And it is here then, when my own in-built tendency towards collaboration clashes with the hierarchies built into academia. Upon discovering an article that a colleague would appreciate, my natural tendency would be to forward a copy of it or at least a link to it to the person, with a little note explaining why I think this might be useful to them. As a collaborative tactic, this always seemed appreciated in business, back when I was a working professional in the corporate world.
Yet, as I have discovered, there are a lot of academics, professors and students alike, who take this as an affront to their capacity to cope with the knowledge available to them. No matter how humbly and gently I write that little accompanying note, the responses I get back almost invariably demonstrate that my truly altruistic gesture has been taken as one of three types of apparently deliberate (on my part) insults:
- Implication/insinuation that the person can't cope on their own without my help, and so outrage ensues.
- Dismissal because they've already read it, of course, why wouldn't they have? (How little I know!)

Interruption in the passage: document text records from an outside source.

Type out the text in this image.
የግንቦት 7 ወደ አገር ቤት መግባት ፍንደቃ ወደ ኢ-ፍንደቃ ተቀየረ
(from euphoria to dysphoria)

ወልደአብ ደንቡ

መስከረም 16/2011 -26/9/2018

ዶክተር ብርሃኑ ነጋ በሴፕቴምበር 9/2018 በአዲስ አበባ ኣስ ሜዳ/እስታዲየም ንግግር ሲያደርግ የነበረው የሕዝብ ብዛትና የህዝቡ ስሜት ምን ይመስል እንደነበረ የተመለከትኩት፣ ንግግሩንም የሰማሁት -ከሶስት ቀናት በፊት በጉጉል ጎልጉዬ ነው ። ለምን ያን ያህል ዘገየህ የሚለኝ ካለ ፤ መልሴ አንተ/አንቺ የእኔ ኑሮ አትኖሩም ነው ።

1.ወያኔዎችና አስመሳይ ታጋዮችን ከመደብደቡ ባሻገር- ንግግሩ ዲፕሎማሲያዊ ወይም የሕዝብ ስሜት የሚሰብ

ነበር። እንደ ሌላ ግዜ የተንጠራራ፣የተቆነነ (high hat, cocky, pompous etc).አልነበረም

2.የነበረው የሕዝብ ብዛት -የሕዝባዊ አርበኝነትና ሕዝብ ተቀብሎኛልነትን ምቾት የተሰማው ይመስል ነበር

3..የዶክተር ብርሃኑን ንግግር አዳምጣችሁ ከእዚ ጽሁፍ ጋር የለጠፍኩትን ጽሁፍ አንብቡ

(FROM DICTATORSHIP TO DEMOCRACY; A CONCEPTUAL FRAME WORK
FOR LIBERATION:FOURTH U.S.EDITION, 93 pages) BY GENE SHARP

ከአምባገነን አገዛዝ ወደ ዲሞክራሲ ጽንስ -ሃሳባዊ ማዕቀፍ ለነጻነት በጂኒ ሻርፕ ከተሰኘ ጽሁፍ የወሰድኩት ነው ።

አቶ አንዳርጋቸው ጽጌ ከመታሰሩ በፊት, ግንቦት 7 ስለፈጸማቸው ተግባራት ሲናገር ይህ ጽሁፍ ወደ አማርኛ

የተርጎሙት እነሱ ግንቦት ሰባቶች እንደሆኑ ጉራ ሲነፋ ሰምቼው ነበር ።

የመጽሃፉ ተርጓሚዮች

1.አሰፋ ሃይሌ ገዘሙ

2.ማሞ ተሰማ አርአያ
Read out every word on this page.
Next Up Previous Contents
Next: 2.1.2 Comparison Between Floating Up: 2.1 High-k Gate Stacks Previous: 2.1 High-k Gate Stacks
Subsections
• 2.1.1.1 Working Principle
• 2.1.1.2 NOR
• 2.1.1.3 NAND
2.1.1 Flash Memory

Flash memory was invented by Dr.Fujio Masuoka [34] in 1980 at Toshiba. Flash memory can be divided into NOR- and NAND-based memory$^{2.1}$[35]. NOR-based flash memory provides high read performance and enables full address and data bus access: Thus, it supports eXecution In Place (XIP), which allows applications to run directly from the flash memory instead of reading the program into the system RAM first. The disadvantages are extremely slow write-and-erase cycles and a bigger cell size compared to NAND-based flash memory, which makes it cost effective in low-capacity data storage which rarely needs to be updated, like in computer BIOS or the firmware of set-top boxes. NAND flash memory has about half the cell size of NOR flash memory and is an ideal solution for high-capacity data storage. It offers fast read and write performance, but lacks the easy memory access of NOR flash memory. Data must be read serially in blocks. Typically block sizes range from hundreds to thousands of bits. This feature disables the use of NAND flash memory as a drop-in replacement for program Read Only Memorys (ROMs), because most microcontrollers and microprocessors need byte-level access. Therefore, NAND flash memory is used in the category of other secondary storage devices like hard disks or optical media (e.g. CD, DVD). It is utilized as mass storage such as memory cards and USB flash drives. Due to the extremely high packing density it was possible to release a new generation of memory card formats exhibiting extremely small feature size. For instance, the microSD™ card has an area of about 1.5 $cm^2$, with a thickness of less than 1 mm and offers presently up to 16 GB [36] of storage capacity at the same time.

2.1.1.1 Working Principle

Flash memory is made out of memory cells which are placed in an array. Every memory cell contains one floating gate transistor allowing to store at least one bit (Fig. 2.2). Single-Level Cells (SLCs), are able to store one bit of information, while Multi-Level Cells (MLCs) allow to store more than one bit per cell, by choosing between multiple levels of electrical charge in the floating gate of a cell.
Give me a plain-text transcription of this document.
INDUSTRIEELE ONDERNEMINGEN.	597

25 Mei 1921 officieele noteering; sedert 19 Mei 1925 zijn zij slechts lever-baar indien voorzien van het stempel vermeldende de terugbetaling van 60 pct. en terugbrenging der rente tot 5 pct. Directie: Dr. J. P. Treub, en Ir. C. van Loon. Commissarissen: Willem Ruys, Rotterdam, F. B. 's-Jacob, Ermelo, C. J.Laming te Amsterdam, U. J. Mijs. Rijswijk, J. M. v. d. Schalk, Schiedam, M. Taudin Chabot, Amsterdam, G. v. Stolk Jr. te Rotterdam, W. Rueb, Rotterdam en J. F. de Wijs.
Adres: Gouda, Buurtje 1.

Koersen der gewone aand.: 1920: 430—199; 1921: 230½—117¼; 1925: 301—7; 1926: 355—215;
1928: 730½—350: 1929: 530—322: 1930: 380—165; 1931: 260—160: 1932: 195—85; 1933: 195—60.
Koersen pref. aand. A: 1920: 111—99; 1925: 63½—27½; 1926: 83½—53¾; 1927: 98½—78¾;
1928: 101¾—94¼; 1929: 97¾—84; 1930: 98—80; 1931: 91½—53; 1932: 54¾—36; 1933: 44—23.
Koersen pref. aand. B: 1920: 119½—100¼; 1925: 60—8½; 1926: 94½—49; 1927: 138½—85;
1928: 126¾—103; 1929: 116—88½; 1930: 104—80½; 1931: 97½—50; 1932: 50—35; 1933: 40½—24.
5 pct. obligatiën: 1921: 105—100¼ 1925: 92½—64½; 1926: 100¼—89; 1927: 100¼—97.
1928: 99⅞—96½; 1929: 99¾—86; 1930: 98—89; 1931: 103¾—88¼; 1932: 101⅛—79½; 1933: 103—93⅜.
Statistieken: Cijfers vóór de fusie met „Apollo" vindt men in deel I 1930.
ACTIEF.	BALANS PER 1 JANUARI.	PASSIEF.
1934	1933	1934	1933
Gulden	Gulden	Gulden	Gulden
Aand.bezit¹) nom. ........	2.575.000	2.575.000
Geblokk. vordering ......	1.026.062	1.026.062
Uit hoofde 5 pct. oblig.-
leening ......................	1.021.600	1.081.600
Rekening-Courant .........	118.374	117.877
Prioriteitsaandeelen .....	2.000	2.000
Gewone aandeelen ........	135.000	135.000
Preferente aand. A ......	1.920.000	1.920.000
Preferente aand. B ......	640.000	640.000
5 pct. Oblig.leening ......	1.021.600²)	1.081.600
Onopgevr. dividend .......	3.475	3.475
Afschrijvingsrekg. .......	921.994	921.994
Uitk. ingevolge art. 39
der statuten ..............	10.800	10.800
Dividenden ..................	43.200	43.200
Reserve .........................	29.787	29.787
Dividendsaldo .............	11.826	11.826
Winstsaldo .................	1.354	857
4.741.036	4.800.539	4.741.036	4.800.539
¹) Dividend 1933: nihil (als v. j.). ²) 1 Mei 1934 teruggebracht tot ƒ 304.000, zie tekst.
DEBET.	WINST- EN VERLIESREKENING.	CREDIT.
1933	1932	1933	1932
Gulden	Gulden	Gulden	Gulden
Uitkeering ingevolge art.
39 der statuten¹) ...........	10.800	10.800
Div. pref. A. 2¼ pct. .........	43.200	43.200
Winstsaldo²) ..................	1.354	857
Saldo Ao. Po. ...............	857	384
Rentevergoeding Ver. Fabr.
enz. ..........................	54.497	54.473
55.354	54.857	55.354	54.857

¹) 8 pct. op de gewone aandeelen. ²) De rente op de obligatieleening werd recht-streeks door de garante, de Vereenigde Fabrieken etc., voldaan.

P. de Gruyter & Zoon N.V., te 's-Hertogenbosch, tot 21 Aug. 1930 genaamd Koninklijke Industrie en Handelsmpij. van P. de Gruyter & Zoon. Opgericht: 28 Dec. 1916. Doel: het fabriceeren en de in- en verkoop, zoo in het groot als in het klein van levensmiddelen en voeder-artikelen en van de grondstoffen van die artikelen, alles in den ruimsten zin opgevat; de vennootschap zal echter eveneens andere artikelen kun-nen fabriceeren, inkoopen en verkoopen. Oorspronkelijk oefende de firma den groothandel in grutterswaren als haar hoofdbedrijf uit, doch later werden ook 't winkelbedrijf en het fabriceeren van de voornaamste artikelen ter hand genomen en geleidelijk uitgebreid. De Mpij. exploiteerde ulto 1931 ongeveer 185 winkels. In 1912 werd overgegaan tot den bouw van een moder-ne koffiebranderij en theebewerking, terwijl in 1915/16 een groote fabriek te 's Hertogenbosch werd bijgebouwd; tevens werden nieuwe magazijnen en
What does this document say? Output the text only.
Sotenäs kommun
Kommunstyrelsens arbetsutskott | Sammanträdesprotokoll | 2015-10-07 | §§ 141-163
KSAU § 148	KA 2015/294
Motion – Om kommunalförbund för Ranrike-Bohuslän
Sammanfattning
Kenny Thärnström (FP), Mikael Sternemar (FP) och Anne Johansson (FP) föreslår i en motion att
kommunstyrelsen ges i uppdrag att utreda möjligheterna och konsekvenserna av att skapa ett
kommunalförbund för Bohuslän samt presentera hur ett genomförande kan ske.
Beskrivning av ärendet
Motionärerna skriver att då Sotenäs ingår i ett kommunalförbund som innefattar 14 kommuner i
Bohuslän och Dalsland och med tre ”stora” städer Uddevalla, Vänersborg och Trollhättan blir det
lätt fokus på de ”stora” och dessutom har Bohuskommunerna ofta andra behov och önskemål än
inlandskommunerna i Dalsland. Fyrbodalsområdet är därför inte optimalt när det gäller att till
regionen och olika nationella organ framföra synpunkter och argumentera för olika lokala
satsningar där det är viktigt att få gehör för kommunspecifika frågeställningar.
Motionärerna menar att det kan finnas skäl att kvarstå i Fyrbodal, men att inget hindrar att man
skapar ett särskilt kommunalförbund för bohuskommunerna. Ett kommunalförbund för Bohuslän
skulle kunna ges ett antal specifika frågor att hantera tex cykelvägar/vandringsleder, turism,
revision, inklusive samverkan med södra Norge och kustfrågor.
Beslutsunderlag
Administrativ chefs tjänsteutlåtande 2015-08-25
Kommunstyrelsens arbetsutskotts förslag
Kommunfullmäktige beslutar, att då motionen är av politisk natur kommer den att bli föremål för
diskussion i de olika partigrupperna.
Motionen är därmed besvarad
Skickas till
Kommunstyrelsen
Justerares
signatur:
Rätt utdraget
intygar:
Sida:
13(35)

- Misunderstanding as to why this thing even applies to them, because their area of research isn't that at all (as I would apparently know if I'd paid any attention to them at all).
So as I sit here tonight, reading an amazingly rich and cogent account of modernization, development and aid history and concepts from a rather obscure little Human Geography journal Geografiska Annaler, I am struggling with my own compulsion to send the link to it to my professor and explain why I find it so powerful and necessary. What if he misinterprets my intent?
This, then, is politics of academia that I have to start learning to manage, even in such seemingly simple collegial gestures.